While a lot of people like Picasa, there was nothing that caught my attention and would compel me to use it. I’ll keep looking at it and may yet find some compelling feature, but for now I’d have a hard time justifying 200GB for Picasa. Realistically I’d be better off with a lower priced plan.

Then there’s the Eye-Fi card. If it was worth the cost then I could consider $50 for the card and the Google storage as the free product.
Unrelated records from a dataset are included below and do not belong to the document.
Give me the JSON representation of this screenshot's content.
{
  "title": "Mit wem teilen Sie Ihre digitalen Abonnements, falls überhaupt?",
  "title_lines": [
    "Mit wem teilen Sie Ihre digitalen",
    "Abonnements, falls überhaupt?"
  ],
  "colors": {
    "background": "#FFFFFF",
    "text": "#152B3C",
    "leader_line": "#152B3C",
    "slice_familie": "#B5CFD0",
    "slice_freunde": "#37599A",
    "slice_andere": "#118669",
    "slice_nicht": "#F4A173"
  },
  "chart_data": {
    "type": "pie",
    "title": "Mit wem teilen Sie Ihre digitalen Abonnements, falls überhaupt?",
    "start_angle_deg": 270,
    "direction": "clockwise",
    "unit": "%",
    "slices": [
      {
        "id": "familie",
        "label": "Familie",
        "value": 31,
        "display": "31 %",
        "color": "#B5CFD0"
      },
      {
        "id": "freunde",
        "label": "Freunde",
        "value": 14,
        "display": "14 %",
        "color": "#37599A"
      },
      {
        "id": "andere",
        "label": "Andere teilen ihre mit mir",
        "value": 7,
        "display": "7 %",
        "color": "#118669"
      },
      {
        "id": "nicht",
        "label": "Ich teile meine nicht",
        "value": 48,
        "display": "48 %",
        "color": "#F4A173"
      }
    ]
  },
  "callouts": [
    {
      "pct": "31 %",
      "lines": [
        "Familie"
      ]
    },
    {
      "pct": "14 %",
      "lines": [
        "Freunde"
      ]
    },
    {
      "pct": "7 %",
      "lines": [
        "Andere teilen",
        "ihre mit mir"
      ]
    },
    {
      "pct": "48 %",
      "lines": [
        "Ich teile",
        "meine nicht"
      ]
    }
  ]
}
The version offered is the Eye-Fi Home Video which has a list price of $69. I don’t find it online anywhere for a street price. The closest card is the Eye-Fi Share Video which sells for $73 at Amazon. If I had to guess I’d say the “catch” is that that since the Home Video card doesn’t typically include any online component the only online options are Picasa and YouTube. These are the only online services specifically mentioned in the offer. The Share Video allows sharing with more services. Other, more expensive, cards include geo tagging photos which would add a potentially useful feature.

I like the idea of being able to automatically load pictures from my camera to my PC automatically, but the Wi-Fi card doesn’t offer anything else that’s compelling to me.

So while the Google/Wi_fi offer does seem like a good deal I’m not yet convinced it’s worth $50 to me. I’m still intrigued by Picasa and the web album component so I’ll keep considering it.

I also decided to looks at some alternatives:

  • SmugMug offers online albums along with a “SmugVault” that can be used to store any type of file (such as RAW files) but it’s a subscription service and would cost more than what I have now.
  • The old standby Flickr is $25/yr for unlimited storage. Still, it’s not a good solution for backup. There are plenty off Flickr add-ins and plug-ins so I could probably find one to do syncing, but it still wouldn’t be a true backup.
  • I already use Windows Live Photo Gallery to organize my photos and like it. Plus there’s a free 25GB for online photo albums. But like the others, it’s lacking as a backup solution.

So, the bottom line is Jungle Disk remains the way I backup my photos. I’m really not surprised since it’s cheap and easy. Picasa still has my attention if I want to do some online albums and the Eye-Fi card would offer some convenience. But I’d probably want the version that does geo tagging (although I haven’t done any research to see how well it does that). I may spend the $50 bucks in a moment of weakness since it is a good deal, but for now I won’t be clicking the button to upgrade storage and order the card.